Speaking after the company delivered a robust financial outlook, Huang pushed back on the prevailing narrative that generative AI threatens to cannibalize the software industry. Instead, he framed AI as a productivity layer that depends heavily on existing tools and platforms.
Huang described agentic AI systems as “tool users,” emphasizing that the next generation of AI will interact with established software ecosystems to perform tasks on behalf of humans. Rather than eliminating enterprise applications, these agents are expected to automate workflows while still relying on platforms for data, logic, and execution.
He pointed to widely used productivity and enterprise tools as examples of systems that will remain essential infrastructure for AI-driven operations. Applications across engineering design, workflow automation, and enterprise resource planning will continue to provide the backbone that AI builds upon.
In this model, AI becomes an interface layer that orchestrates tasks across multiple software environments, enabling organizations to extract more value from tools they already use.
Huang’s comments came shortly after Nvidia reported a sharp surge in revenue, underscoring the strength of AI-driven demand. Fiscal fourth-quarter revenue jumped 73 percent year over year to about $68 billion, exceeding expectations. The company also issued an optimistic outlook for the next quarter, projecting revenue near $78 billion, significantly above consensus forecasts.
The results helped ease concerns that the rapid escalation in spending on AI infrastructure could be nearing a peak. Instead, the guidance suggests continued momentum in data center and AI hardware investments as enterprises race to deploy generative AI capabilities.

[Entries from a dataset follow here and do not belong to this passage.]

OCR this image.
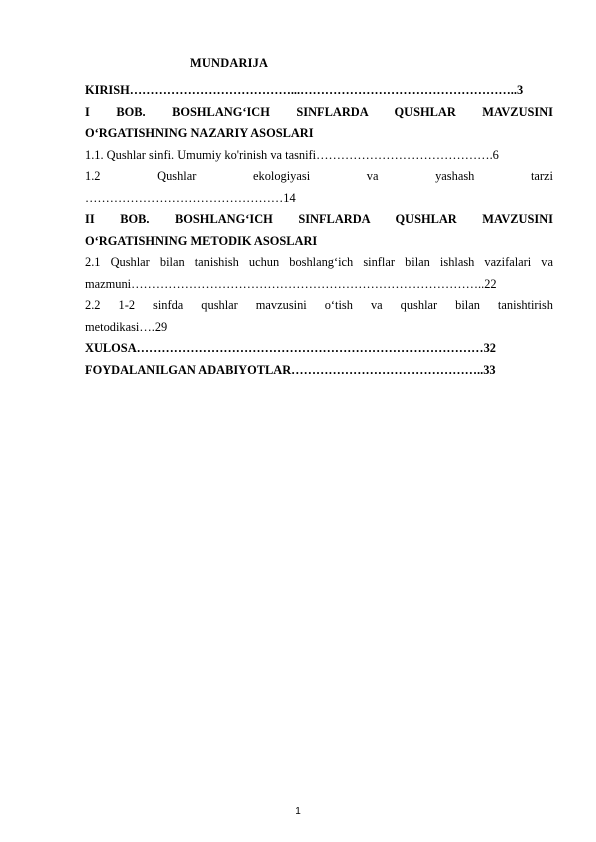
MUNDARIJA
KIRISH…………………………………...……………………………………………..3
I BOB. BOSHLANG‘ICH SINFLARDA QUSHLAR MAVZUSINI
O‘RGATISHNING NAZARIY ASOSLARI
1.1. Qushlar sinfi. Umumiy ko'rinish va tasnifi…………………………………….6
1.2 Qushlar ekologiyasi va yashash tarzi
…………………………………………14
II BOB. BOSHLANG‘ICH SINFLARDA QUSHLAR MAVZUSINI
O‘RGATISHNING METODIK ASOSLARI
2.1 Qushlar bilan tanishish uchun boshlang‘ich sinflar bilan ishlash vazifalari va
mazmuni…………………………………………………………………………..22
2.2 1-2 sinfda qushlar mavzusini o‘tish va qushlar bilan tanishtirish
metodikasi….29
XULOSA…………………………………………………………………………32
FOYDALANILGAN ADABIYOTLAR………………………………………..33
1
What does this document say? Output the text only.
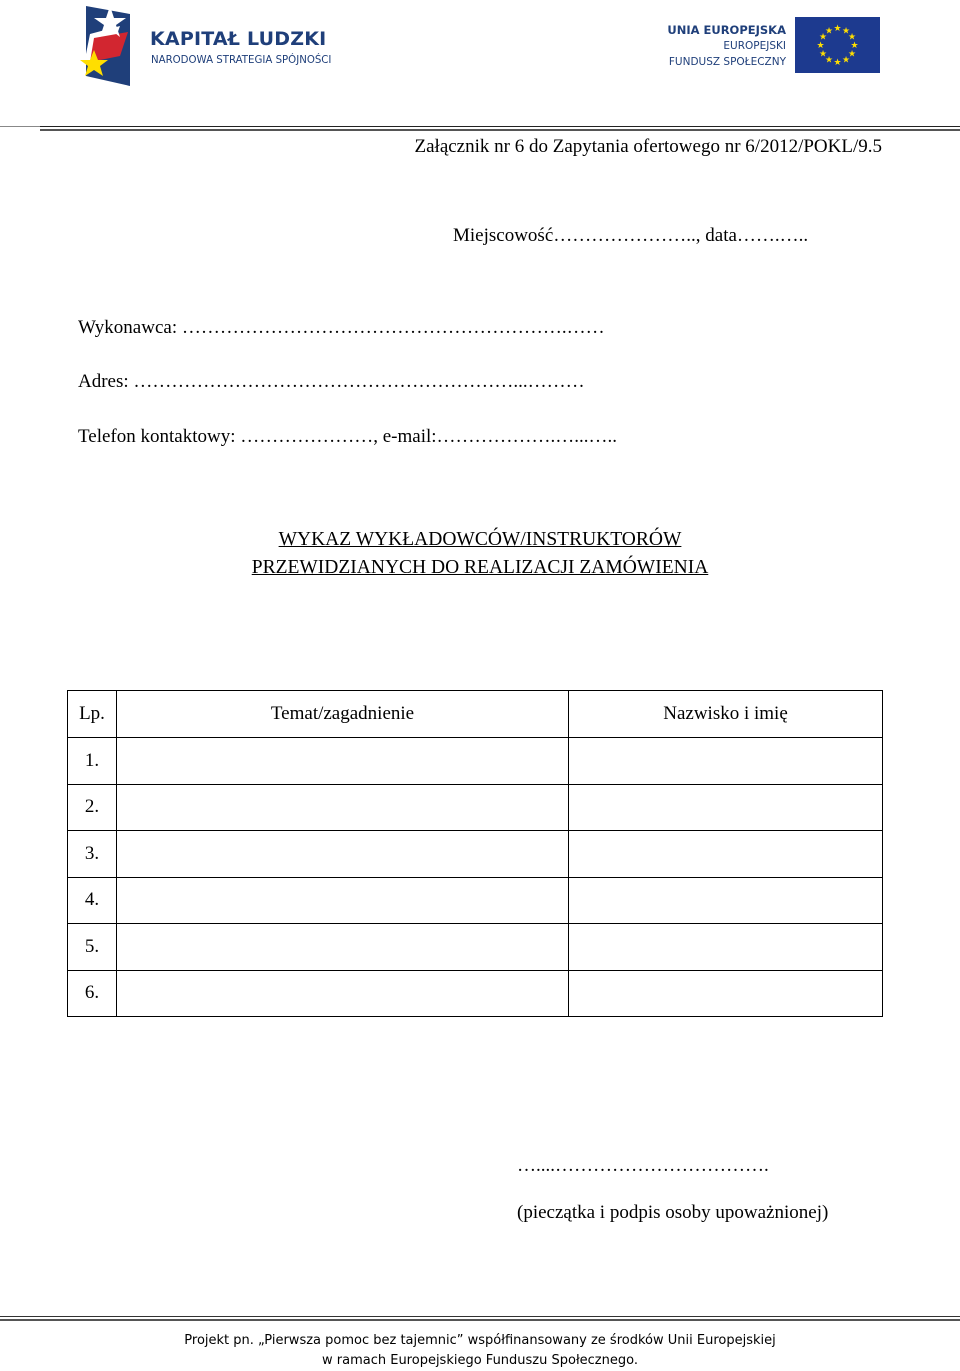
KAPITAŁ LUDZKI
NARODOWA STRATEGIA SPÓJNOŚCI
UNIA EUROPEJSKA
EUROPEJSKI
FUNDUSZ SPOŁECZNY
★ ★
★
★
★
★
★
★
★
★
★
★
Załącznik nr 6 do Zapytania ofertowego nr 6/2012/POKL/9.5
Miejscowość………………….., data…….…..
Wykonawca: …………………………………………………….……
Adres: ……………………………………………………...………
Telefon kontaktowy: …………………, e-mail:……………….…...…..
WYKAZ WYKŁADOWCÓW/INSTRUKTORÓW
PRZEWIDZIANYCH DO REALIZACJI ZAMÓWIENIA
Lp.	Temat/zagadnienie	Nazwisko i imię
1.		
2.		
3.		
4.		
5.		
6.		
…....…………………………….
(pieczątka i podpis osoby upoważnionej)
Projekt pn. „Pierwsza pomoc bez tajemnic” współfinansowany ze środków Unii Europejskiej
w ramach Europejskiego Funduszu Społecznego.
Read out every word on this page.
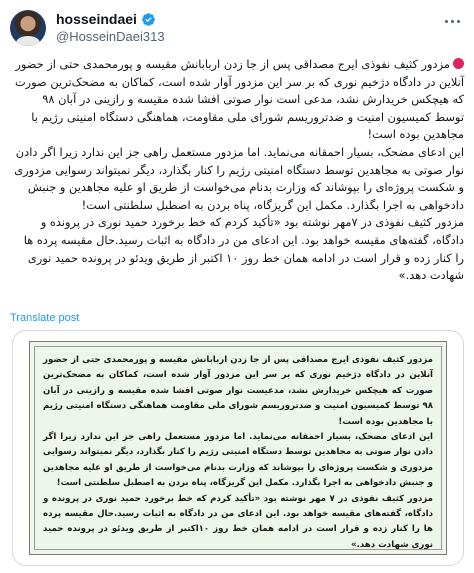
hosseindaei
@HosseinDaei313

مزدور کثیف نفوذی ایرج مصداقی پس از جا زدن اربابانش مقیسه و پورمحمدی حتی از حضور آنلاین در دادگاه دژخیم نوری که بر سر این مزدور آوار شده است، کماکان به مضحک‌ترین صورت که هیچکس خریدارش نشد، مدعی است نوار صوتی افشا شده مقیسه و رازینی در آبان ۹۸ توسط کمیسیون امنیت و ضدتروریسم شورای ملی مقاومت، هماهنگی دستگاه امنیتی رژیم با مجاهدین بوده است!

این ادعای مضحک، بسیار احمقانه می‌نماید. اما مزدور مستعمل راهی جز این ندارد زیرا اگر دادن نوار صوتی به مجاهدین توسط دستگاه امنیتی رژیم را کنار بگذارد، دیگر نمیتواند رسوایی مزدوری و شکست پروژه‌ای را بپوشاند که وزارت بدنام می‌خواست از طریق او علیه مجاهدین و جنبش دادخواهی به اجرا بگذارد. مکمل این گریزگاه، پناه بردن به اصطبل سلطنتی است!

مزدور کثیف نفوذی در ۷مهر نوشته بود «تأکید کردم که خط برخورد حمید نوری در پرونده و دادگاه، گفته‌های مقیسه خواهد بود. این ادعای من در دادگاه به اثبات رسید.حال مقیسه پرده ها را کنار زده و قرار است در ادامه همان خط روز ۱۰ اکتبر از طریق ویدئو در پرونده حمید نوری شهادت دهد.»

Translate post

مزدور کثیف نفوذی ایرج مصداقی پس از جا زدن اربابانش مقیسه و پورمحمدی حتی از حضور آنلاین در دادگاه دژخیم نوری که بر سر این مزدور آوار شده است، کماکان به مضحک‌ترین صورت که هیچکس خریدارش نشد، مدعیست نوار صوتی افشا شده مقیسه و رازینی در آبان ۹۸ توسط کمیسیون امنیت و ضدتروریسم شورای ملی مقاومت هماهنگی دستگاه امنیتی رژیم با مجاهدین بوده است!

این ادعای مضحک، بسیار احمقانه می‌نماید. اما مزدور مستعمل راهی جز این ندارد زیرا اگر دادن نوار صوتی به مجاهدین توسط دستگاه امنیتی رژیم را کنار بگذارد، دیگر نمیتواند رسوایی مزدوری و شکست پروژه‌ای را بپوشاند که وزارت بدنام می‌خواست از طریق او علیه مجاهدین و جنبش دادخواهی به اجرا بگذارد. مکمل این گریزگاه، پناه بردن به اصطبل سلطنتی است!

مزدور کثیف نفوذی در ۷ مهر نوشته بود «تأکید کردم که خط برخورد حمید نوری در پرونده و دادگاه، گفته‌های مقیسه خواهد بود. این ادعای من در دادگاه به اثبات رسید.حال مقیسه پرده ها را کنار زده و قرار است در ادامه همان خط روز ۱۰اکتبر از طریق ویدئو در پرونده حمید نوری شهادت دهد.»
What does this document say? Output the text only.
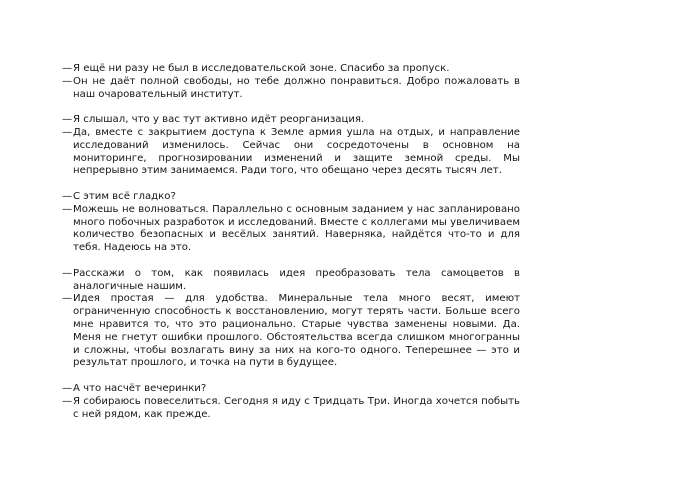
— Я ещё ни разу не был в исследовательской зоне. Спасибо за пропуск.
— Он не даёт полной свободы, но тебе должно понравиться. Добро пожаловать в наш очаровательный институт.
— Я слышал, что у вас тут активно идёт реорганизация.
— Да, вместе с закрытием доступа к Земле армия ушла на отдых, и направление исследований изменилось. Сейчас они сосредоточены в основном на мониторинге, прогнозировании изменений и защите земной среды. Мы непрерывно этим занимаемся. Ради того, что обещано через десять тысяч лет.
— С этим всё гладко?
— Можешь не волноваться. Параллельно с основным заданием у нас запланировано много побочных разработок и исследований. Вместе с коллегами мы увеличиваем количество безопасных и весёлых занятий. Наверняка, найдётся что-то и для тебя. Надеюсь на это.
— Расскажи о том, как появилась идея преобразовать тела самоцветов в аналогичные нашим.
— Идея простая — для удобства. Минеральные тела много весят, имеют ограниченную способность к восстановлению, могут терять части. Больше всего мне нравится то, что это рационально. Старые чувства заменены новыми. Да. Меня не гнетут ошибки прошлого. Обстоятельства всегда слишком многогранны и сложны, чтобы возлагать вину за них на кого-то одного. Теперешнее — это и результат прошлого, и точка на пути в будущее.
— А что насчёт вечеринки?
— Я собираюсь повеселиться. Сегодня я иду с Тридцать Три. Иногда хочется побыть с ней рядом, как прежде.
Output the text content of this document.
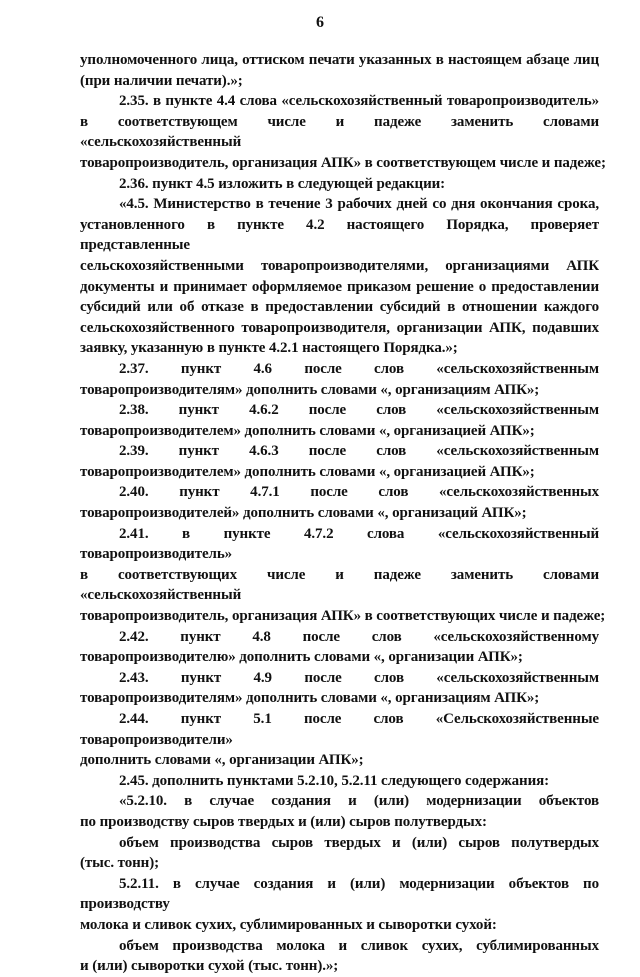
6
уполномоченного лица, оттиском печати указанных в настоящем абзаце лиц
(при наличии печати).»;
2.35. в пункте 4.4 слова «сельскохозяйственный товаропроизводитель»
в соответствующем числе и падеже заменить словами «сельскохозяйственный
товаропроизводитель, организация АПК» в соответствующем числе и падеже;
2.36. пункт 4.5 изложить в следующей редакции:
«4.5. Министерство в течение 3 рабочих дней со дня окончания срока,
установленного в пункте 4.2 настоящего Порядка, проверяет представленные
сельскохозяйственными товаропроизводителями, организациями АПК
документы и принимает оформляемое приказом решение о предоставлении
субсидий или об отказе в предоставлении субсидий в отношении каждого
сельскохозяйственного товаропроизводителя, организации АПК, подавших
заявку, указанную в пункте 4.2.1 настоящего Порядка.»;
2.37. пункт 4.6 после слов «сельскохозяйственным
товаропроизводителям» дополнить словами «, организациям АПК»;
2.38. пункт 4.6.2 после слов «сельскохозяйственным
товаропроизводителем» дополнить словами «, организацией АПК»;
2.39. пункт 4.6.3 после слов «сельскохозяйственным
товаропроизводителем» дополнить словами «, организацией АПК»;
2.40. пункт 4.7.1 после слов «сельскохозяйственных
товаропроизводителей» дополнить словами «, организаций АПК»;
2.41. в пункте 4.7.2 слова «сельскохозяйственный товаропроизводитель»
в соответствующих числе и падеже заменить словами «сельскохозяйственный
товаропроизводитель, организация АПК» в соответствующих числе и падеже;
2.42. пункт 4.8 после слов «сельскохозяйственному
товаропроизводителю» дополнить словами «, организации АПК»;
2.43. пункт 4.9 после слов «сельскохозяйственным
товаропроизводителям» дополнить словами «, организациям АПК»;
2.44. пункт 5.1 после слов «Сельскохозяйственные товаропроизводители»
дополнить словами «, организации АПК»;
2.45. дополнить пунктами 5.2.10, 5.2.11 следующего содержания:
«5.2.10. в случае создания и (или) модернизации объектов
по производству сыров твердых и (или) сыров полутвердых:
объем производства сыров твердых и (или) сыров полутвердых
(тыс. тонн);
5.2.11. в случае создания и (или) модернизации объектов по производству
молока и сливок сухих, сублимированных и сыворотки сухой:
объем производства молока и сливок сухих, сублимированных
и (или) сыворотки сухой (тыс. тонн).»;
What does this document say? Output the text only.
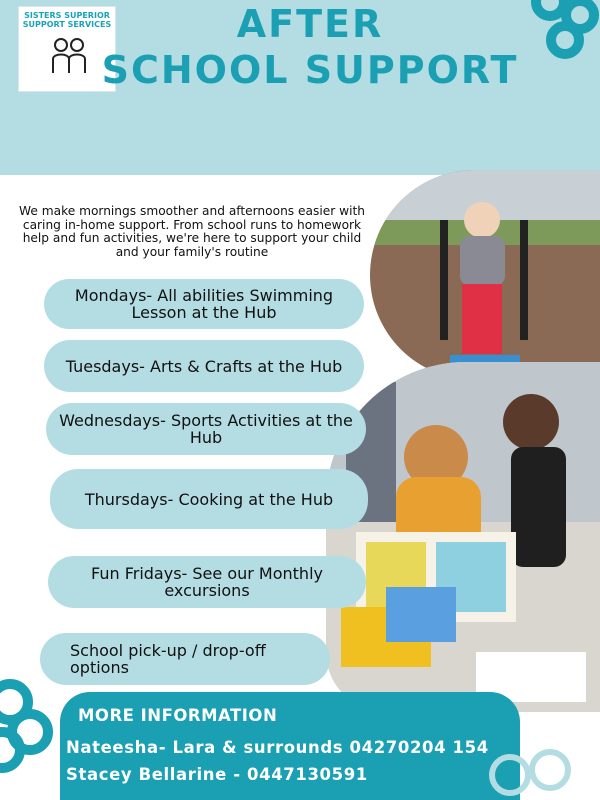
SISTERS SUPERIOR SUPPORT SERVICES	AFTER
SCHOOL SUPPORT
We make mornings smoother and afternoons easier with caring in-home support. From school runs to homework help and fun activities, we're here to support your child and your family's routine
Mondays- All abilities Swimming Lesson at the Hub
Tuesdays- Arts & Crafts at the Hub
Wednesdays- Sports Activities at the Hub
Thursdays- Cooking at the Hub
Fun Fridays- See our Monthly excursions
School pick-up / drop-off options
MORE INFORMATION
Nateesha- Lara & surrounds 04270204 154
Stacey Bellarine - 0447130591
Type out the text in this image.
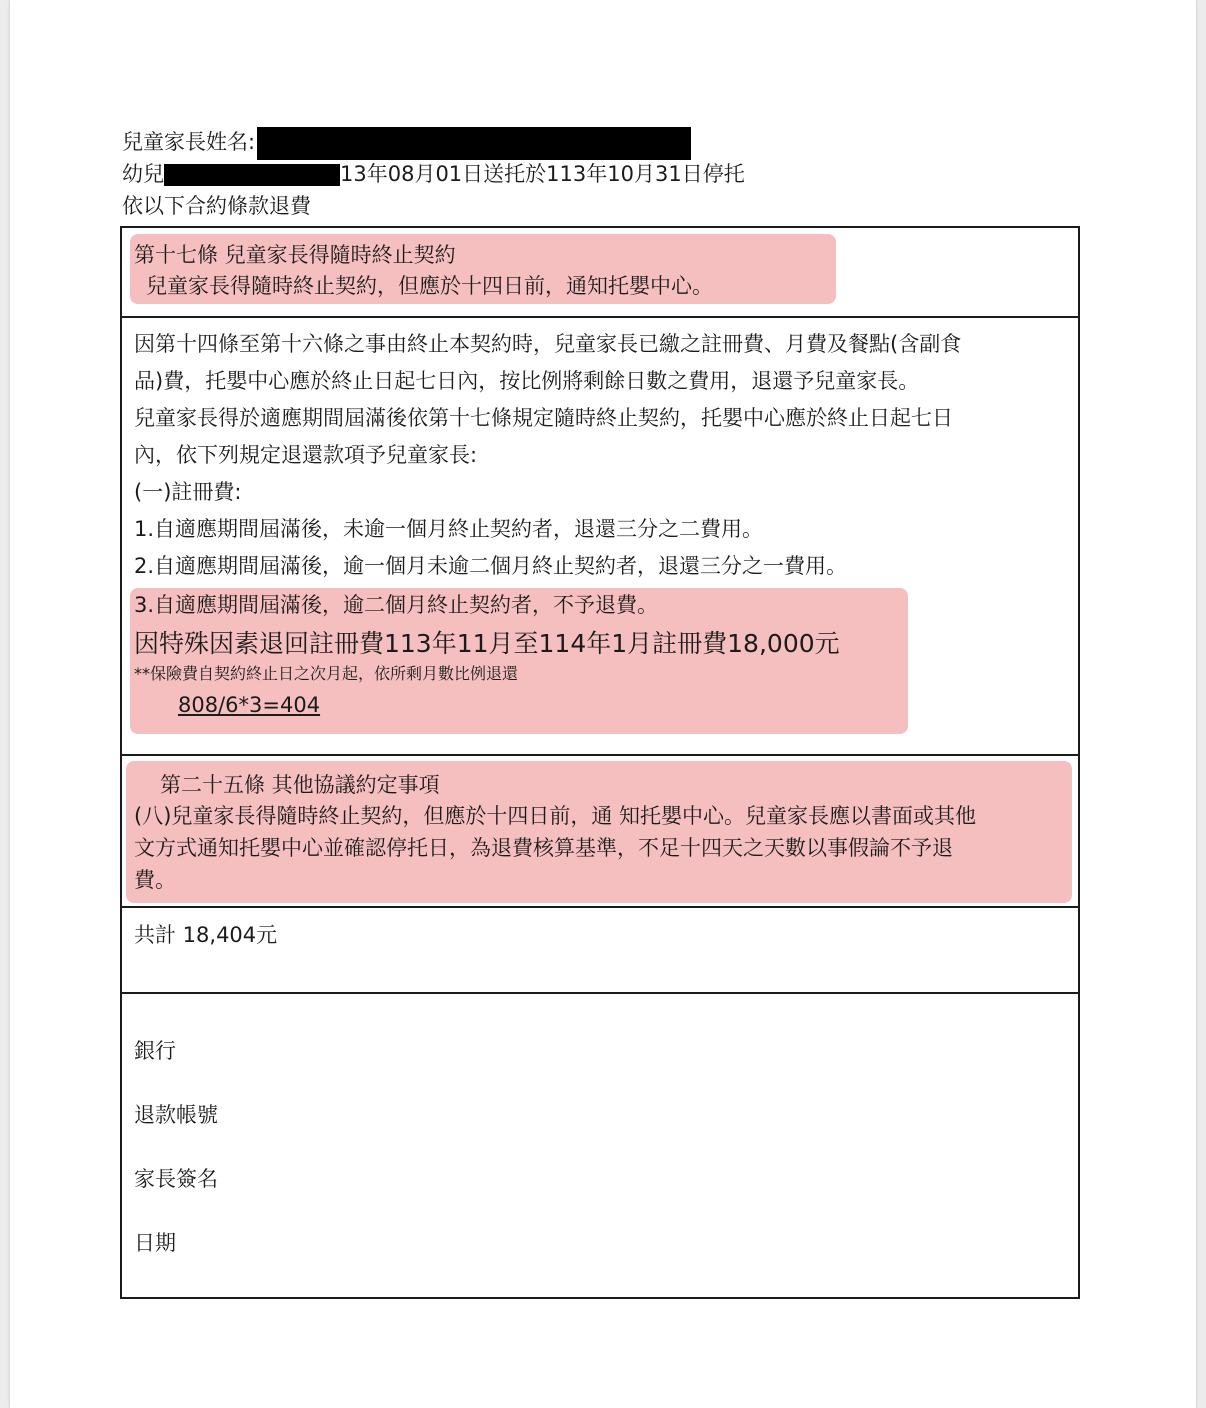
兒童家長姓名:
幼兒	13年08月01日送托於113年10月31日停托
依以下合約條款退費
第十七條 兒童家長得隨時終止契約
兒童家長得隨時終止契約，但應於十四日前，通知托嬰中心。
因第十四條至第十六條之事由終止本契約時，兒童家長已繳之註冊費、月費及餐點(含副食
品)費，托嬰中心應於終止日起七日內，按比例將剩餘日數之費用，退還予兒童家長。
兒童家長得於適應期間屆滿後依第十七條規定隨時終止契約，托嬰中心應於終止日起七日
內，依下列規定退還款項予兒童家長:
(一)註冊費:
1.自適應期間屆滿後，未逾一個月終止契約者，退還三分之二費用。
2.自適應期間屆滿後，逾一個月未逾二個月終止契約者，退還三分之一費用。
3.自適應期間屆滿後，逾二個月終止契約者，不予退費。
因特殊因素退回註冊費113年11月至114年1月註冊費18,000元
**保險費自契約終止日之次月起，依所剩月數比例退還
808/6*3=404
第二十五條 其他協議約定事項
(八)兒童家長得隨時終止契約，但應於十四日前，通 知托嬰中心。兒童家長應以書面或其他
文方式通知托嬰中心並確認停托日，為退費核算基準，不足十四天之天數以事假論不予退
費。
共計 18,404元
銀行
退款帳號
家長簽名
日期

Despite strong demand for AI infrastructure, software stocks have faced pressure amid fears that automation could compress margins and disrupt traditional business models. The broader software and services segment of the S&P 500 has declined significantly this year, reflecting investor uncertainty about long-term growth trajectories.
Huang acknowledged the debate but argued the market reaction has been overly pessimistic. In his view, AI will expand the total addressable market for software by enabling new use cases and increasing productivity, rather than shrinking it.
Not all market participants share Huang’s optimism. Some investors warn that while leading platforms may benefit, weaker companies could struggle as automation lowers barriers to entry and intensifies competition.
Portfolio managers and analysts note that industries historically experience cycles of overinvestment during major technological shifts, followed by consolidation as winners emerge. The AI boom, they argue, may follow a similar trajectory, with certain segments such as cybersecurity and data infrastructure potentially proving more resilient than others.
Following Nvidia’s earnings release, the company’s shares rose modestly in extended trading, reflecting confidence in sustained AI demand. Meanwhile, software stocks showed mixed reactions as investors weighed the implications of Huang’s remarks.
The broader takeaway for markets is that AI’s economic impact is likely to be uneven. Companies that successfully integrate AI into their products and workflows may see productivity gains and new revenue streams, while others could face margin compression or strategic disruption.
Huang’s central argument is that AI will function less as a replacement for software and more as an intelligent layer that amplifies its value. If that thesis proves correct, the next phase of the AI cycle could be defined not by the decline of software companies, but by their transformation.
As enterprises increasingly deploy AI agents across operations, demand for robust platforms, data systems, and workflow tools could grow rather than shrink. For investors and industry leaders alike, the key question is no longer whether AI will change software, but which companies will adapt quickly enough to benefit from the shift.